Migration tools available:

  • PostgreSQL: pg_dump and pg_restore work universally
  • MongoDB: Atlas migration tools for any destination
  • Redis: Built-in replication for most platforms

Estimated downtime: 15-30 minutes for small databases (<1GB), 2-4 hours for larger datasets.

Q

What about vendor lock-in concerns?

A

Lowest lock-in risk (portable):

  1. Fly.io: Docker containers run anywhere
  2. Railway: Standard Node.js apps
  3. Render: Standard server applications

Medium lock-in (some platform-specific features):
4. Cloudflare Workers: Web Standards APIs mostly portable
5. AWS Lambda@Edge: Standard Node.js with some AWS-specific features

Higher lock-in (platform-specific runtimes):
6. Vercel Edge Functions: Vercel Edge Runtime
7. Supabase Edge Functions: Supabase ecosystem integration
8. Deno Deploy: Deno-specific APIs and deployment model

Migration escape routes: Always design applications using Web Standards APIs when possible. Avoid platform-specific databases and auth systems unless the integration benefits outweigh portability concerns.

Q

Which alternative should I choose for my specific use case?

A

API-heavy applications: Cloudflare Workers (global performance) or Railway (simplicity)

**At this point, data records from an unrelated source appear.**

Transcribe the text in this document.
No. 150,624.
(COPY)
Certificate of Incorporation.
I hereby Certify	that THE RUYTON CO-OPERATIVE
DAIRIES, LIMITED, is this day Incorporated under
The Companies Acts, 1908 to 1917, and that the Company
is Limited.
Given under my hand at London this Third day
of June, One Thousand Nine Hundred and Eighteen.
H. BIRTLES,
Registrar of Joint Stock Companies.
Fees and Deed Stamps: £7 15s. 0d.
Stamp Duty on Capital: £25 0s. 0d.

Full-stack web apps: Supabase Edge Functions (integrated backend) or Vercel Edge Functions (React integration)

Real-time applications: Fly.io (persistent WebSockets) or Railway (traditional server model)

Content-heavy sites: Cloudflare Workers (CDN integration) or Netlify Edge Functions (JAMstack workflow)

Enterprise applications: AWS Lambda@Edge (compliance) or Fly.io (control and flexibility)

Budget-conscious projects: Railway ($20 unlimited) or Cloudflare Workers ($5 entry point)

Stop overthinking it - pick based on what's actually breaking in your app right now. Need global speed? Workers. Hit memory limits? Fly.io. Want cheap and simple? Railway.